Memories can be short in the constantly troubled field of media ownership regulation. Who remembers all the fuss in 2007 as the Howard government’s were pushed through? Back then there was talk of people crossing the floor. Political careers were in the balance.

Yet earlier this month Minister for Communications Stephen Conroy announced a review of the laws that help guarantee minimum levels of local content on regional radio, and there was hardly a murmur.

Submissions to this review close in just 10 days. Naturally, commercial radio operators will be pushing hard to be freed from requirements forcing them to maintain local newsrooms and minimum levels of costly local content.

And so far there has been hardly a breath of parliamentary debate or media attention.

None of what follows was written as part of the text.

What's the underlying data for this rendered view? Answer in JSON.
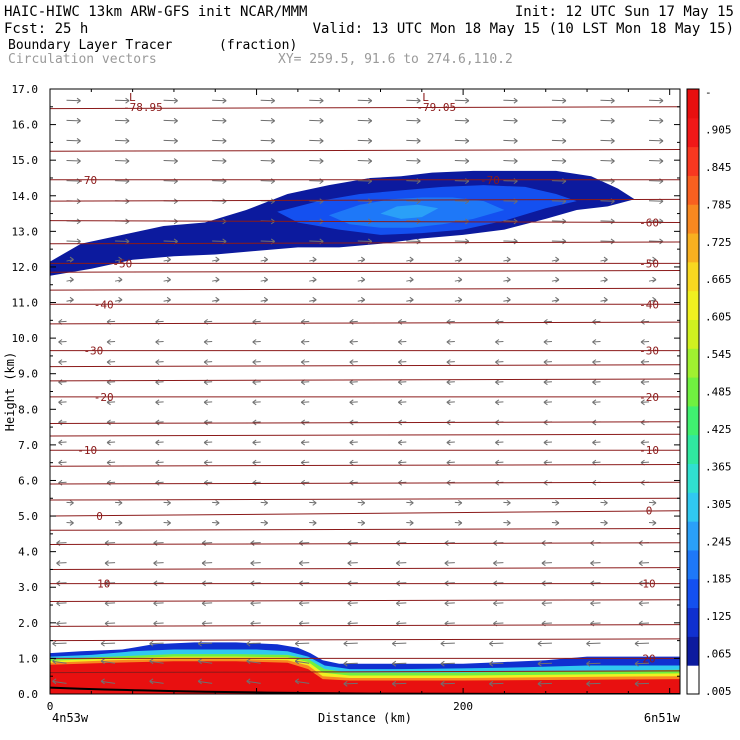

Doubtless inside the regional media mega-organisations of Fairfax and APN, keyboards are being hammered in the writing of submissions arguing  for relief from minimum local content requirements.

And remember that this is happening at the same time as Fairfax and APN are attacking  the ABC for its plans to create a network of websites for rural Australia.

Let’s backtrack. The changes to media ownership regulation that came in to force in 2007 removed the restrictions on cross media ownership. Instead of having to be either “princes of print or queens of the screen”, one owner could control any two out of print, radio and television in a single market, so long as there was a minimum number of “voices” — four in regional areas, and five in the big cities.

One of the main things people were exercised about at the time was the impact in rural Australia, and particularly in radio, where even before the changes went through many so-called “local” stations broadcast homogenised “hubbed” content.

Under the new laws there was nothing to prevent a single group such as Fairfax Media or Macquarie or APN from owning the local newspaper and a local radio station, providing there were at least four “voices” in the region. What was to prevent the amalgamation of newsrooms, even more “hubbing” of content, the cutting the numbers of reporters and resulting reductions in the amount of local reporting?

The government bowed to these concerns by introducing strict rules requiring regional commercial radio to broadcast minimum levels of “material of local significance”. For most, this meant three hours a day of local content on week days.

And if a radio licence changed hands or became part of a new cross media group, then extra requirements came in to force mandating at least five local news bulletins and weather reports per week, minimum levels of community service announcements, and freezing “local presence” —  the numbers staff and studios — at the levels immediately preceding the change in ownership.

Now these laws have not always worked as intended, as a report by Media Watch last year made clear.

But they have given regional audiences some guarantees that their media will remain at least a little relevant to their area.

Now all this is up for grabs.

In a discussion paper issued earlier this month, the government anticipates changing the restrictions that force media proprietors to maintain levels of local presence after a change in ownership.

Some of the changes anticipated are sensible. For example, it is suggested that radio stations that exist to broadcast city race meetings to country areas should not be required to also meet local content requirements. That’s probably fair enough.

Other issues should be getting more critical attention — such as changes to the rules that apply after a regional radio licence has changed hands or a new cross media group is formed. The suggestion is that “locking in” the levels of local presence indefinitely is unfair.

If the “locking in” requirement goes, then we can expect many of those regional radio stations that have changed hands or become part of bigger groups since to be affected. Amalgamated newsrooms. Hubbed content. Fewer jobs for reporters. The lot.

The government plans to publish the submissions to its review after April 1.  Crikey will be keeping an eye on it, and hopes that at least some of the politicians and activists who were so exercised about the issue three years ago will be doing likewise.